While NTEU agreed with Werfel’s decision to limit the number of employees affected by the Treasury directive, Greenwald said that “even with these limits, the Treasury Directive will severely harm the IRS’ ability to fill necessary vacancies and retain skilled employees forcing some to apply elsewhere or retire.”

“NTEU strongly opposes this baseless effort to reduce telework because it will make it even harder for all Treasury components to attract and retain the skilled employees they need,” she said.

Treasury’s own telework assessment it provided to Congress a few months ago “found no evidence that telework created a negative impact on retention, recruitment, or organizational performance.”

The report also found that since the pandemic, job announcements highlighting work flexibilities, such as telework, attracted the largest volume of applications. The report found remote jobs yielded the most hires, and that retention and engagement scores have remained stable.

In the 2022 Federal Employee Viewpoint Survey, nearly one out of four Treasury employees said they are looking to leave the department, “based on undesirable telework arrangements.”

“Those that are looking to leave have lower engagement scores,” the report states.

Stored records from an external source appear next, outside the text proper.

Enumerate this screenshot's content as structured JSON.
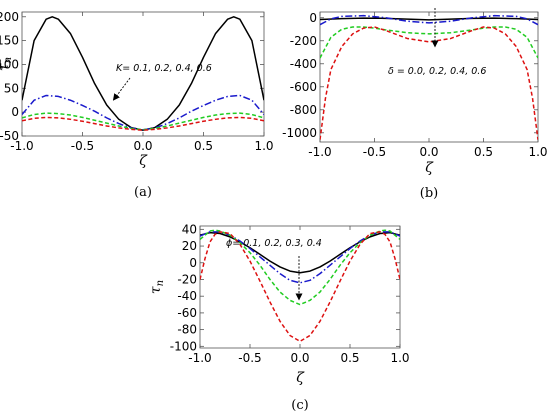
{
  "chart_data": [
    {
      "type": "line",
      "panel_label": "(a)",
      "xlabel": "ζ",
      "ylabel": "τ",
      "ylabel_sub": "n",
      "xlim": [
        -1.0,
        1.0
      ],
      "ylim": [
        -50,
        210
      ],
      "xticks": [
        "-1.0",
        "-0.5",
        "0.0",
        "0.5",
        "1.0"
      ],
      "xtick_values": [
        -1.0,
        -0.5,
        0.0,
        0.5,
        1.0
      ],
      "yticks": [
        "-50",
        "0",
        "50",
        "100",
        "150",
        "200"
      ],
      "ytick_values": [
        -50,
        0,
        50,
        100,
        150,
        200
      ],
      "annotation": "K= 0.1, 0.2, 0.4, 0.6",
      "annotation_arrow": "down-left",
      "series": [
        {
          "color": "#000000",
          "dash": "solid",
          "x": [
            -1.0,
            -0.9,
            -0.8,
            -0.75,
            -0.7,
            -0.6,
            -0.5,
            -0.4,
            -0.3,
            -0.2,
            -0.1,
            0.0,
            0.1,
            0.2,
            0.3,
            0.4,
            0.5,
            0.6,
            0.7,
            0.75,
            0.8,
            0.9,
            1.0
          ],
          "values": [
            25,
            150,
            195,
            200,
            195,
            165,
            115,
            60,
            15,
            -15,
            -32,
            -38,
            -32,
            -15,
            15,
            60,
            115,
            165,
            195,
            200,
            195,
            150,
            25
          ]
        },
        {
          "color": "#1a1acc",
          "dash": "dashdot",
          "x": [
            -1.0,
            -0.9,
            -0.8,
            -0.7,
            -0.6,
            -0.5,
            -0.4,
            -0.3,
            -0.2,
            -0.1,
            0.0,
            0.1,
            0.2,
            0.3,
            0.4,
            0.5,
            0.6,
            0.7,
            0.8,
            0.9,
            1.0
          ],
          "values": [
            -5,
            25,
            35,
            33,
            25,
            14,
            2,
            -12,
            -24,
            -33,
            -37,
            -33,
            -24,
            -12,
            2,
            14,
            25,
            33,
            35,
            25,
            -5
          ]
        },
        {
          "color": "#22cc22",
          "dash": "dashed",
          "x": [
            -1.0,
            -0.9,
            -0.8,
            -0.7,
            -0.6,
            -0.5,
            -0.4,
            -0.3,
            -0.2,
            -0.1,
            0.0,
            0.1,
            0.2,
            0.3,
            0.4,
            0.5,
            0.6,
            0.7,
            0.8,
            0.9,
            1.0
          ],
          "values": [
            -12,
            -5,
            -2,
            -3,
            -6,
            -11,
            -17,
            -23,
            -29,
            -34,
            -37,
            -34,
            -29,
            -23,
            -17,
            -11,
            -6,
            -3,
            -2,
            -5,
            -12
          ]
        },
        {
          "color": "#dd1111",
          "dash": "dashed",
          "x": [
            -1.0,
            -0.9,
            -0.8,
            -0.7,
            -0.6,
            -0.5,
            -0.4,
            -0.3,
            -0.2,
            -0.1,
            0.0,
            0.1,
            0.2,
            0.3,
            0.4,
            0.5,
            0.6,
            0.7,
            0.8,
            0.9,
            1.0
          ],
          "values": [
            -18,
            -13,
            -11,
            -12,
            -15,
            -19,
            -24,
            -29,
            -33,
            -36,
            -38,
            -36,
            -33,
            -29,
            -24,
            -19,
            -15,
            -12,
            -11,
            -13,
            -18
          ]
        }
      ]
    },
    {
      "type": "line",
      "panel_label": "(b)",
      "xlabel": "ζ",
      "ylabel": "",
      "xlim": [
        -1.0,
        1.0
      ],
      "ylim": [
        -1080,
        50
      ],
      "xticks": [
        "-1.0",
        "-0.5",
        "0.0",
        "0.5",
        "1.0"
      ],
      "xtick_values": [
        -1.0,
        -0.5,
        0.0,
        0.5,
        1.0
      ],
      "yticks": [
        "0",
        "-200",
        "-400",
        "-600",
        "-800",
        "-1000"
      ],
      "ytick_values": [
        0,
        -200,
        -400,
        -600,
        -800,
        -1000
      ],
      "annotation": "δ = 0.0, 0.2, 0.4, 0.6",
      "annotation_arrow": "down",
      "series": [
        {
          "color": "#000000",
          "dash": "solid",
          "x": [
            -1.0,
            -0.8,
            -0.6,
            -0.4,
            -0.2,
            0.0,
            0.2,
            0.4,
            0.6,
            0.8,
            1.0
          ],
          "values": [
            -15,
            -8,
            -3,
            -5,
            -12,
            -18,
            -12,
            -5,
            -3,
            -8,
            -15
          ]
        },
        {
          "color": "#1a1acc",
          "dash": "dashdot",
          "x": [
            -1.0,
            -0.9,
            -0.8,
            -0.6,
            -0.4,
            -0.2,
            0.0,
            0.2,
            0.4,
            0.6,
            0.8,
            0.9,
            1.0
          ],
          "values": [
            -60,
            -10,
            12,
            18,
            0,
            -30,
            -45,
            -30,
            0,
            18,
            12,
            -10,
            -60
          ]
        },
        {
          "color": "#22cc22",
          "dash": "dashed",
          "x": [
            -1.0,
            -0.9,
            -0.8,
            -0.7,
            -0.6,
            -0.5,
            -0.4,
            -0.2,
            0.0,
            0.2,
            0.4,
            0.5,
            0.6,
            0.7,
            0.8,
            0.9,
            1.0
          ],
          "values": [
            -350,
            -170,
            -100,
            -80,
            -80,
            -90,
            -105,
            -130,
            -140,
            -130,
            -105,
            -90,
            -80,
            -80,
            -100,
            -170,
            -350
          ]
        },
        {
          "color": "#dd1111",
          "dash": "dashed",
          "x": [
            -1.0,
            -0.95,
            -0.9,
            -0.8,
            -0.7,
            -0.6,
            -0.5,
            -0.4,
            -0.2,
            0.0,
            0.2,
            0.4,
            0.5,
            0.6,
            0.7,
            0.8,
            0.9,
            0.95,
            1.0
          ],
          "values": [
            -1060,
            -700,
            -450,
            -250,
            -140,
            -90,
            -80,
            -110,
            -180,
            -210,
            -180,
            -110,
            -80,
            -90,
            -140,
            -250,
            -450,
            -700,
            -1060
          ]
        }
      ]
    },
    {
      "type": "line",
      "panel_label": "(c)",
      "xlabel": "ζ",
      "ylabel": "τ",
      "ylabel_sub": "n",
      "xlim": [
        -1.0,
        1.0
      ],
      "ylim": [
        -102,
        44
      ],
      "xticks": [
        "-1.0",
        "-0.5",
        "0.0",
        "0.5",
        "1.0"
      ],
      "xtick_values": [
        -1.0,
        -0.5,
        0.0,
        0.5,
        1.0
      ],
      "yticks": [
        "40",
        "20",
        "0",
        "-20",
        "-40",
        "-60",
        "-80",
        "-100"
      ],
      "ytick_values": [
        40,
        20,
        0,
        -20,
        -40,
        -60,
        -80,
        -100
      ],
      "annotation": "ϕ= 0.1, 0.2, 0.3, 0.4",
      "annotation_arrow": "down",
      "series": [
        {
          "color": "#000000",
          "dash": "solid",
          "x": [
            -1.0,
            -0.9,
            -0.8,
            -0.7,
            -0.6,
            -0.5,
            -0.4,
            -0.3,
            -0.2,
            -0.1,
            0.0,
            0.1,
            0.2,
            0.3,
            0.4,
            0.5,
            0.6,
            0.7,
            0.8,
            0.9,
            1.0
          ],
          "values": [
            33,
            36,
            35,
            31,
            25,
            18,
            10,
            2,
            -5,
            -10,
            -12,
            -10,
            -5,
            2,
            10,
            18,
            25,
            31,
            35,
            36,
            33
          ]
        },
        {
          "color": "#1a1acc",
          "dash": "dashdot",
          "x": [
            -1.0,
            -0.9,
            -0.8,
            -0.7,
            -0.6,
            -0.5,
            -0.4,
            -0.3,
            -0.2,
            -0.1,
            0.0,
            0.1,
            0.2,
            0.3,
            0.4,
            0.5,
            0.6,
            0.7,
            0.8,
            0.9,
            1.0
          ],
          "values": [
            32,
            37,
            37,
            33,
            26,
            17,
            7,
            -3,
            -13,
            -21,
            -24,
            -21,
            -13,
            -3,
            7,
            17,
            26,
            33,
            37,
            37,
            32
          ]
        },
        {
          "color": "#22cc22",
          "dash": "dashed",
          "x": [
            -1.0,
            -0.9,
            -0.85,
            -0.8,
            -0.7,
            -0.6,
            -0.5,
            -0.4,
            -0.3,
            -0.2,
            -0.1,
            0.0,
            0.1,
            0.2,
            0.3,
            0.4,
            0.5,
            0.6,
            0.7,
            0.8,
            0.85,
            0.9,
            1.0
          ],
          "values": [
            28,
            38,
            39,
            38,
            33,
            24,
            12,
            -3,
            -20,
            -35,
            -45,
            -50,
            -45,
            -35,
            -20,
            -3,
            12,
            24,
            33,
            38,
            39,
            38,
            28
          ]
        },
        {
          "color": "#dd1111",
          "dash": "dashed",
          "x": [
            -1.0,
            -0.95,
            -0.9,
            -0.85,
            -0.8,
            -0.7,
            -0.6,
            -0.5,
            -0.4,
            -0.3,
            -0.2,
            -0.1,
            0.0,
            0.1,
            0.2,
            0.3,
            0.4,
            0.5,
            0.6,
            0.7,
            0.8,
            0.85,
            0.9,
            0.95,
            1.0
          ],
          "values": [
            -20,
            5,
            25,
            34,
            37,
            35,
            22,
            2,
            -22,
            -47,
            -70,
            -87,
            -94,
            -87,
            -70,
            -47,
            -22,
            2,
            22,
            35,
            37,
            34,
            25,
            5,
            -20
          ]
        }
      ]
    }
  ]
}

Werfel told employees that nearly 50% of nearly every hour worked at the IRS is already done on-site.

He also said as much to members of the House Ways and Means Committee, during a nearly four-hour hearing on Thursday.

“There is a governmentwide standard out there, in terms of where we stand today — what should be the percentage of in-office work, versus remote work. The IRS is generally consistent with that governmentwide standard, but we’re constantly evaluating any steps that we can take,” he told lawmakers.

Republicans on the committee, however, raised concerns about the productivity of IRS employees working from home.

“I would contend, respectfully, that not having employees in the office and having them work remotely presents challenges, not only to your agency but to the people that have to interact with it,” Rep. David Kustoff (R-Tenn.) told Werfel.

Werfel said that IRS Taxpayers Assistance Centers offering free, walk-in tax help to the public are “fully staffed, five days a week,” and that IRS employees are on-site handling work that can’t be done from home.

“You’re all invited to come to one of our campus locations, and you’ll see those campuses teaming with employees that are opening envelopes, and doing other things to manage the tax system,” he said. “Those individuals have to be on-site, and they are on-site.”

Rep. Ron Estes (R-Kan.) raised concerns about the security of IRS employees working from home, especially when they have access to sensitive taxpayer information.

“How can somebody in a remote location be handing those tax returns? That just seems to me that it’s not doing the job that needs to be done to help service American constituents,” Estes said.

Werfel said “certain employees, depending on the need” have access to taxpayer information while working from home.

“There are steps that you can take to ensure appropriate security steps, whether the employee is in a SCIF, in a non-SCIF or remote, and we have to make sure we’re securing, because there may be situations, whether it’s a weather event otherwise — a pandemic — where we have to ensure the right level of security, regardless of where the employee is,” he said.

Lawmakers are raising these security concerns after a former IRS contractor received a five-year prison sentence for disclosing thousands of tax returns — including tax returns belonging to former President Donald Trump — to the news media.

Werfel told lawmakers has tightened its information security following that breach, and that IRS employees face “significant consequences” if they don’t meet their responsibility to protect taxpayer information.

“Therefore, virtually all IRS employees are very rigid in how taxpayer information is handed, whether it’s handled on their computer screen, in a remote location or on an IRS site,” he said.